Pendidik bisa menggunakan perbandingan cerita pendek berdasarkan kejadian-kejadian dalam hidup para peserta didik. Bisa juga menggunakan cerita untuk memunculkan nilai-nilai karakter dengan menceritakan kisah hidup orang-orang besar. Dengan kisah nyata yang dialami orang-orang besar dan terkenal bisa menjadikan peserta didik akan terpikat dan mengidolakan serta ingin menjadi seperti idolanya tersebut.
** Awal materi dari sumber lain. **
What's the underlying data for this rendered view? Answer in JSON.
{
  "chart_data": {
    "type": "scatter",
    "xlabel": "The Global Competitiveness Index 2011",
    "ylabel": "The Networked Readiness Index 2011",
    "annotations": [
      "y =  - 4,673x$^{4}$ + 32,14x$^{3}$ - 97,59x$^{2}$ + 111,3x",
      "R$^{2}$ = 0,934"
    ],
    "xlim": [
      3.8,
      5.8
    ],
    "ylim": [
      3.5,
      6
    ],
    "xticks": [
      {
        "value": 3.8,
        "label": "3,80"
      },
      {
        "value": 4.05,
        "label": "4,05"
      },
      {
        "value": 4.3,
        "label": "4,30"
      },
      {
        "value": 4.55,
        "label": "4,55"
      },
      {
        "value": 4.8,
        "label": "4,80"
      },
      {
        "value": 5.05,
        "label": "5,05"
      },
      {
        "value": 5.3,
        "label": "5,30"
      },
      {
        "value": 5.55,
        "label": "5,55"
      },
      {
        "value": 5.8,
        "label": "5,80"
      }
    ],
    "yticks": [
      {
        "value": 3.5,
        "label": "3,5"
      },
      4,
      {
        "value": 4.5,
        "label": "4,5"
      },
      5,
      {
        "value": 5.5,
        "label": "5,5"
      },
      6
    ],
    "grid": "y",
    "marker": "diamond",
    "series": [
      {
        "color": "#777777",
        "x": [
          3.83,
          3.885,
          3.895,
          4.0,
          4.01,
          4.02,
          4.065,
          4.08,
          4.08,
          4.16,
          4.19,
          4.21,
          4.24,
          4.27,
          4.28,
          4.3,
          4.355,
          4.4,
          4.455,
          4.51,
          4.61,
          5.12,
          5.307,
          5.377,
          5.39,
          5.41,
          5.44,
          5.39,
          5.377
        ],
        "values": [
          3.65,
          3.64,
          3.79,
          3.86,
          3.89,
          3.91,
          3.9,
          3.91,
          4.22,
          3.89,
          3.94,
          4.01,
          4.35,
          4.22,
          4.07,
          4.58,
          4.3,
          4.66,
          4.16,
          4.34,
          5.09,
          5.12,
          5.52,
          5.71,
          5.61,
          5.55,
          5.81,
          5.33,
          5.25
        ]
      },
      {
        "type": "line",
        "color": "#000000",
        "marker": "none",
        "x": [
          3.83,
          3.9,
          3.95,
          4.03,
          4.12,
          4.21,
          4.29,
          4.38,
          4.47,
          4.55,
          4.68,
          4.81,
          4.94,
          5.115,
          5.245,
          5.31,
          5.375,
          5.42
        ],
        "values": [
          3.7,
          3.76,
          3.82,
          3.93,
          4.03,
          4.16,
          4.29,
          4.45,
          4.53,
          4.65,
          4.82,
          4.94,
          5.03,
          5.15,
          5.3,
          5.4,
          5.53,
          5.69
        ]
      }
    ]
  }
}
2. Puisi (musikalisasi pusi)

Puisi baik yang dibacakan tanpa iringan musik maupun dengan iringan musik (musikalisasi puisi) akan memberi efek dalam bagi pendengarnya. Hasil penelitian bahkan menemukan bahwa bayi dalam kandungan bisa dipengaruhi dengan lagu yang diputar dekat perut ibunya. Dengan dasar ini pendidik bisa menggunakan puisi dan musikalisasi puisi untuk mengintegrasikan nilai-nilai karakter kepada peserta didik.

3. Drama

Pendidik bisa juga menggunakan drama sebagai media untuk melukiskan kejadian-kejadian yang berisikan nilai-nilai karakter. Pemutaran atau pementasan drama bisa menjadikan peserta didik lebih mudah memahami dan menyerap nilai-nilai karakter yang terkandung di dalamnya. Selain itu, tugas-tugas yang bisa dikerjakan di rumah dapat mengambil contoh tentang apa yang dilihat peserta didik di televisi kemudian pendidik akan menjelaskan sekaligus meluruskan nilai-nilai apa saja yang ada dalam film di televisi tersebut. Kegiatan ini mengoreksi nilai-nilai pendidikan karakter yang ada dalam pemikiran peserta didik.

4. Novel

Menggunakan novel sebagai media untuk mengungkapkan nilai-nilai karakter bisa dilakukan peserta didik melalui diskusi. Novel banyak memberikan kisah-kisah yang mampu menjadikan pembacanya berimajinasi dan masuk dalam cerita novel tersebut. Banyak penikmat novel yang terpengaruh dengan isi yang ada dalam novel, baik itu gaya berbicara, busana bahkan perilaku tentunya setelah membaca dan memahaminya. Hal ini sangat baik apabila pendidik mampu memasukkan pendidikan karakter untuk bisa mempengaruhi peserta didiknya.

5. Pantun

Peserta didik diajak membuat berbagai pantun nasehat untuk memunculkan berbagai nilai-nilai karakter dalam kehidupan peserta didik. Nasehat-nasehat yang dibuat akan menggores diingatannya, peserta didik akan mengaplikasikannya karena nasehat itu berasal dari dirinya sendiri untuk teman-temannya.

6. Cerita Lisan

Penggunaan sastra lisan dalam hal ini cerita rakyat sebagai menginjeksikan karakter merupakan sarana yang baik bagi peserta didik. Cerita yang digunakan adalah cerita yang dekat dengan kehidupan sehari-hari peserta didik. Dengan demikian, akan nilai-nilai karakter yang ada di dalamnya akan mudah ditangkap oleh peserta didik. 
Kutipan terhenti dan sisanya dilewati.